SVI wishes to thank Sebastian Oude Voshaar for his work on the simulator during his intership. Thanks to Adriaan Houtsmuller and Gert van Capellen from Erasmus MC for the data and for useful discussions about the simulator.

6 License

This program is free software: you can redistribute it and/or modify it under the terms of the GNU General Public License (as published by the Free Software Foundation, either version 3 of the License, or (at your option) any later version.

This program is distributed in the hope that it will be useful, but without any warranty ; without even the implied warranty of merchantability or fitness for a particular purpose. See the GNU General Public License for more details.

You should have received a copy of the GNU General Public License along with this program.
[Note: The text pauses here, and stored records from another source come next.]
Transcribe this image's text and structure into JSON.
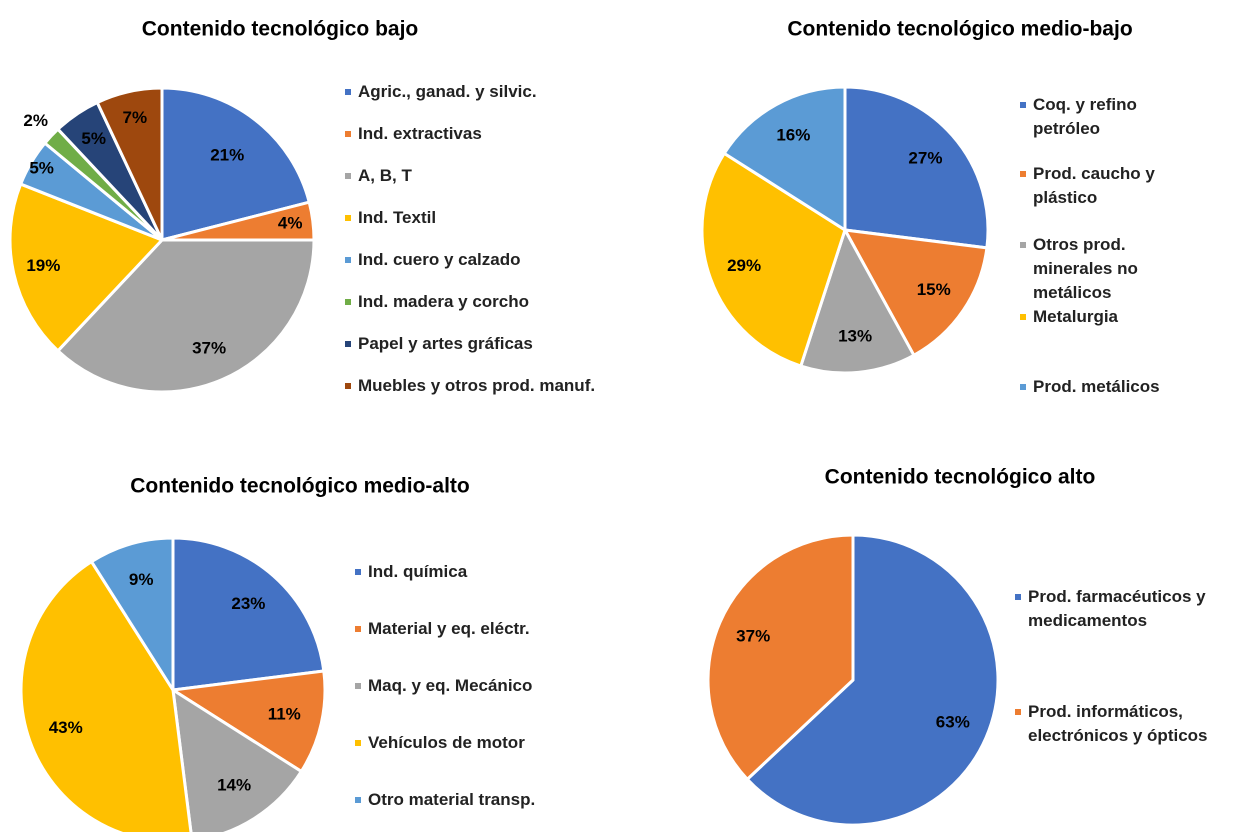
{
  "chart_data": [
    {
      "type": "pie",
      "title": "Contenido tecnológico bajo",
      "categories": [
        "Agric., ganad. y silvic.",
        "Ind. extractivas",
        "A, B, T",
        "Ind. Textil",
        "Ind. cuero y calzado",
        "Ind. madera y corcho",
        "Papel y artes gráficas",
        "Muebles y otros prod. manuf."
      ],
      "values": [
        21,
        4,
        37,
        19,
        5,
        2,
        5,
        7
      ],
      "value_labels": [
        "21%",
        "4%",
        "37%",
        "19%",
        "5%",
        "2%",
        "5%",
        "7%"
      ],
      "colors": [
        "#4472c4",
        "#ed7d31",
        "#a5a5a5",
        "#ffc000",
        "#5b9bd5",
        "#70ad47",
        "#264478",
        "#9e480e"
      ]
    },
    {
      "type": "pie",
      "title": "Contenido tecnológico medio-bajo",
      "categories": [
        "Coq. y refino petróleo",
        "Prod. caucho y plástico",
        "Otros prod. minerales no metálicos",
        "Metalurgia",
        "Prod. metálicos"
      ],
      "values": [
        27,
        15,
        13,
        29,
        16
      ],
      "value_labels": [
        "27%",
        "15%",
        "13%",
        "29%",
        "16%"
      ],
      "colors": [
        "#4472c4",
        "#ed7d31",
        "#a5a5a5",
        "#ffc000",
        "#5b9bd5"
      ]
    },
    {
      "type": "pie",
      "title": "Contenido tecnológico medio-alto",
      "categories": [
        "Ind. química",
        "Material y eq. eléctr.",
        "Maq. y eq. Mecánico",
        "Vehículos de motor",
        "Otro material transp."
      ],
      "values": [
        23,
        11,
        14,
        43,
        9
      ],
      "value_labels": [
        "23%",
        "11%",
        "14%",
        "43%",
        "9%"
      ],
      "colors": [
        "#4472c4",
        "#ed7d31",
        "#a5a5a5",
        "#ffc000",
        "#5b9bd5"
      ]
    },
    {
      "type": "pie",
      "title": "Contenido tecnológico alto",
      "categories": [
        "Prod. farmacéuticos y medicamentos",
        "Prod. informáticos, electrónicos y ópticos"
      ],
      "values": [
        63,
        37
      ],
      "value_labels": [
        "63%",
        "37%"
      ],
      "colors": [
        "#4472c4",
        "#ed7d31"
      ]
    }
  ]
}
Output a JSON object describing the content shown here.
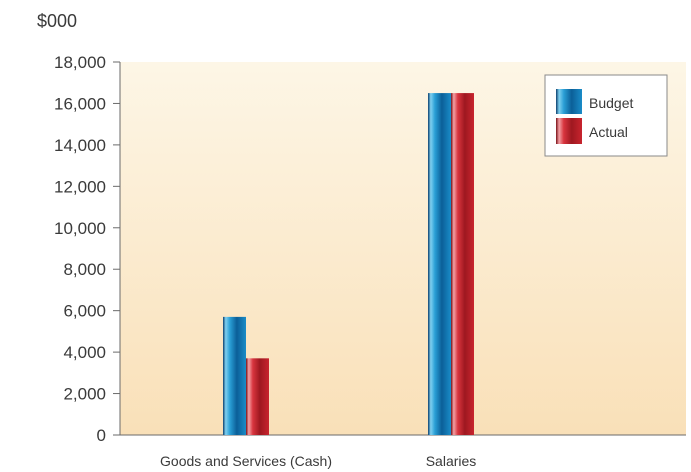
{
  "chart_data": {
    "type": "bar",
    "unit_label": "$000",
    "categories": [
      "Goods and Services (Cash)",
      "Salaries"
    ],
    "series": [
      {
        "name": "Budget",
        "values": [
          5700,
          16500
        ],
        "color": "#1a7fb8"
      },
      {
        "name": "Actual",
        "values": [
          3700,
          16500
        ],
        "color": "#c41f2a"
      }
    ],
    "ylim": [
      0,
      18000
    ],
    "yticks": [
      "0",
      "2,000",
      "4,000",
      "6,000",
      "8,000",
      "10,000",
      "12,000",
      "14,000",
      "16,000",
      "18,000"
    ],
    "ytick_values": [
      0,
      2000,
      4000,
      6000,
      8000,
      10000,
      12000,
      14000,
      16000,
      18000
    ],
    "legend_position": "top-right",
    "background_gradient": [
      "#fdf6e6",
      "#f9e0b8"
    ]
  }
}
If not, see www.gnu.org/licenses/.

References

1 Martin E. van Royen, Pascal Farla, Karin A. Mattern, Bart Geverts, Jan Trapman, Adriaan B. Houtsmuller. (2008). Fluorescence Recovery After Photobleaching (FRAP) to Study Nuclear Protein Dynamics in Living Cells, Humana Press, 464: 363–385.

2 M. Matsumoto en T. Nishimura. (1998). Mersenne twister: A 623-dimensionally equidistributed uniform pseudorandom number generator, ACM Trans. on Modeling and Computer Simulations.

3 G. Marsaglia and W.W. Tsang. (2000). The Ziggurat Method for Generating Random Variables, Journal of Statistical Software, 5 (8): 1–7.

4 J. A. Nelder and R. Mead. (1965). A Simplex Method for Function Minimization, The Computer Journal, 7 (4): 308–313.